Este Tribunal arbitral, constituído no âmbito do CAAD, é competente para apreciar e decidir o litígio.

As partes são legítimas, estão devidamente representadas e têm capacidade jurídica e judiciária.

Não há nulidades ou questões incidentais ou prévias invocadas ou de conhecimento oficioso.

As excepções apresentadas pela Requerente serão consideradas a final, para se conhecer do mérito em primeiro lugar.

 

Cumpre então apreciar e decidir o litígio.

 

II. FUNDAMENTAÇÃO

 

  1. Factos essenciais:

 

- Suportada na Ordem de Serviço n.º …, foi desencadeado o procedimento de inspecção interno com vista ao controlo da isenção do pagamento do IMT nas aquisições de imóveis destinados a revenda.

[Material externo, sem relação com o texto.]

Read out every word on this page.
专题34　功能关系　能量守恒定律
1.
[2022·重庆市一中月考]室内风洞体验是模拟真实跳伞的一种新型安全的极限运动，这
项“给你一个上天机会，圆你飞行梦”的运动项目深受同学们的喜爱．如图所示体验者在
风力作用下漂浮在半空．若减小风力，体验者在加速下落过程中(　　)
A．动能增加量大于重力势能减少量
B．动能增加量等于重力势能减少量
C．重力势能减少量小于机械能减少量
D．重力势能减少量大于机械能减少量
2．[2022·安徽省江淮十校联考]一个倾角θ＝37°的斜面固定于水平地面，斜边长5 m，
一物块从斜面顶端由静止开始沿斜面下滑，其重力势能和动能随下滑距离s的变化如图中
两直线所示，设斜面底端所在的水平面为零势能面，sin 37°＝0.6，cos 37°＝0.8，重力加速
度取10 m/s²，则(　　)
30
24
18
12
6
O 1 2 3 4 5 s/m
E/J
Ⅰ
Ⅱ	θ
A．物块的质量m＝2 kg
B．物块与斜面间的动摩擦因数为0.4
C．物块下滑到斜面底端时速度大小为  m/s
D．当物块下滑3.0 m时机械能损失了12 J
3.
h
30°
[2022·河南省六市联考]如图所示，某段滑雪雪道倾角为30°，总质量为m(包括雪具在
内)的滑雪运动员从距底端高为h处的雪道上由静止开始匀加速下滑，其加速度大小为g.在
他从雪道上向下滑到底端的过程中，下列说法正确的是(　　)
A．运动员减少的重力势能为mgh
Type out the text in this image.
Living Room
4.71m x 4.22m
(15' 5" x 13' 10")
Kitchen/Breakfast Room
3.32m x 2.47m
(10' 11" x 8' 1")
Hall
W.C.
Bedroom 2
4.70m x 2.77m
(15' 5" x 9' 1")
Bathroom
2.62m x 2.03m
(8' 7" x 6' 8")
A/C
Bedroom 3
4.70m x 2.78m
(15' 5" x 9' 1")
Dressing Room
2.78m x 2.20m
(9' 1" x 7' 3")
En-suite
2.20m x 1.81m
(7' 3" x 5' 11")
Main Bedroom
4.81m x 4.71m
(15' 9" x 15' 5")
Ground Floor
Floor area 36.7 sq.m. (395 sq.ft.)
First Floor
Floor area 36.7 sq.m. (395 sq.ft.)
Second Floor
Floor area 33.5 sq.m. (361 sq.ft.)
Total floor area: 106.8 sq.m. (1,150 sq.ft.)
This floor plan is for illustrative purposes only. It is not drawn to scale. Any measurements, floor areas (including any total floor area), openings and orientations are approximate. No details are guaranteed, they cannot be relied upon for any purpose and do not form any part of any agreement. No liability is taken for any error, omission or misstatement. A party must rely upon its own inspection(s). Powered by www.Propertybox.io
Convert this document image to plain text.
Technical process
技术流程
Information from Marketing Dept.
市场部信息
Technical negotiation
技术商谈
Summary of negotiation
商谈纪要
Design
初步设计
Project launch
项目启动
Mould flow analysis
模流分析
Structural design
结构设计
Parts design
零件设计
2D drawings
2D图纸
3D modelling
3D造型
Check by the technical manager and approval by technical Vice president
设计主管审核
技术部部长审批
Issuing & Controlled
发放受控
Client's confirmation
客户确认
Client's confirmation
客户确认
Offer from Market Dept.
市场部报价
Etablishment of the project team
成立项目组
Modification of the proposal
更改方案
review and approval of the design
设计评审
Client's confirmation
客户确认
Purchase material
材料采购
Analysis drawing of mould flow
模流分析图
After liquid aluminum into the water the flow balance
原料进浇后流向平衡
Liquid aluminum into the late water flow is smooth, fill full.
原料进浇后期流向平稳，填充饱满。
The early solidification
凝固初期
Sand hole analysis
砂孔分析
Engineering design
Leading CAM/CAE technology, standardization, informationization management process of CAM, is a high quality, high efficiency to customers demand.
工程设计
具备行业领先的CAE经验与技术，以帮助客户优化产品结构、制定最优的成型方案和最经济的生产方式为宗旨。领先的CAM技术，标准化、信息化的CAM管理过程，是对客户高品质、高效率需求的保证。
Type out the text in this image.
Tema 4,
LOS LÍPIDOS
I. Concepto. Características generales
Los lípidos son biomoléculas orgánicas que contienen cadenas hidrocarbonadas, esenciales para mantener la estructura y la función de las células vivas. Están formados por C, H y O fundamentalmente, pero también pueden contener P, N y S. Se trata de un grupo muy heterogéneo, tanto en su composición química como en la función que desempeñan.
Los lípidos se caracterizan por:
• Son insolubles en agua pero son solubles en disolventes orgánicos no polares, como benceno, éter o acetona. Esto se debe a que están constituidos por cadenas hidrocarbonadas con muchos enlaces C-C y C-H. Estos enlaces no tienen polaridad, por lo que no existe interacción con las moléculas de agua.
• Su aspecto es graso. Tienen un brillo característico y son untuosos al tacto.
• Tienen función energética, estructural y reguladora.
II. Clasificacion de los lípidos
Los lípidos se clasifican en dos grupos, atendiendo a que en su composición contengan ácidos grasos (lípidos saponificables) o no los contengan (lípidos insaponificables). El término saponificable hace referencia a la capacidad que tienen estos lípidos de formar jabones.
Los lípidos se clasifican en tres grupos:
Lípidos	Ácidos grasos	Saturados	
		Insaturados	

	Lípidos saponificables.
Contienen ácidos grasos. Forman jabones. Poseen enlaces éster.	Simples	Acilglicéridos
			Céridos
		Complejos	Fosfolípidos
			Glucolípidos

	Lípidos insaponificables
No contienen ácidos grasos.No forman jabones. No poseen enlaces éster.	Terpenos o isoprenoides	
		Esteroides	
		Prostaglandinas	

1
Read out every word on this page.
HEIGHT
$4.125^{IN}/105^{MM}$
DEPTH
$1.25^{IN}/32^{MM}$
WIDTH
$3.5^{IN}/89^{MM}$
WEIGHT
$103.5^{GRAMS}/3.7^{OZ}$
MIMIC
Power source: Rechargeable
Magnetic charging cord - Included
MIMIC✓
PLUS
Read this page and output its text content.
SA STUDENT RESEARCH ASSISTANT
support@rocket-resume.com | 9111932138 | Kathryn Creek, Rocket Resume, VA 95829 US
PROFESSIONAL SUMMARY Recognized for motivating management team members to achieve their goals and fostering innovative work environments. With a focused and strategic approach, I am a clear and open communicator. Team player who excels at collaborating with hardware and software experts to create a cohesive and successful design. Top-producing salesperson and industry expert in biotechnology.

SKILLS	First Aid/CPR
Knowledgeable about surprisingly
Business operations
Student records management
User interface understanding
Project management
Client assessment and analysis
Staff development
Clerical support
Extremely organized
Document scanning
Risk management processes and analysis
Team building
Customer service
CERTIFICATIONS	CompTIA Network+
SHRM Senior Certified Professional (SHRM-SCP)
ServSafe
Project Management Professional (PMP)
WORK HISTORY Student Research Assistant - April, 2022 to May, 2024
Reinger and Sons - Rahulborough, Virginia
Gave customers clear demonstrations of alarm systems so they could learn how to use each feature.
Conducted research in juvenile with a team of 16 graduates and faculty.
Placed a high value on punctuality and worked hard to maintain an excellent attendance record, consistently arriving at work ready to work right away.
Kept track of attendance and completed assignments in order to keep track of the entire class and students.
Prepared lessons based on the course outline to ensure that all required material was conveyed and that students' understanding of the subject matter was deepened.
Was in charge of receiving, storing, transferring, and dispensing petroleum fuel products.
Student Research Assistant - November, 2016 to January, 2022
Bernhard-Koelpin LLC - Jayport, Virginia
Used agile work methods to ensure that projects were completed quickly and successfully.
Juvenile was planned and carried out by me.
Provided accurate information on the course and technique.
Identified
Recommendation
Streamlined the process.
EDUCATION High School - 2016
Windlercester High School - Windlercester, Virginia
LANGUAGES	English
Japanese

- Através do Ofício n.º … de 5.6.2011 da Direcção de Finanças de Lisboa, Serviços de Inspecção Tributária, foi a requerente notificada para nos termos e em conformidade com o artigo 60º da Lei Geral Tributária (LGT) e artigo 60º do Regime Complementar do Procedimento (RCPIT), exercer o Direito de Audição sobre o Projecto de Coreccções do relatório que se encontrava junto.

- Tal direito não foi efectivado.

- Através da Ordem de Serviço nº …, foi a requerente notificada das correcções meramente aritméticas resultantes de imposição legal efectuadas em sede de IMT relativamente ao ano de 2010, culminando, assim o procedimento inspectivo interno, com o envio da decisão.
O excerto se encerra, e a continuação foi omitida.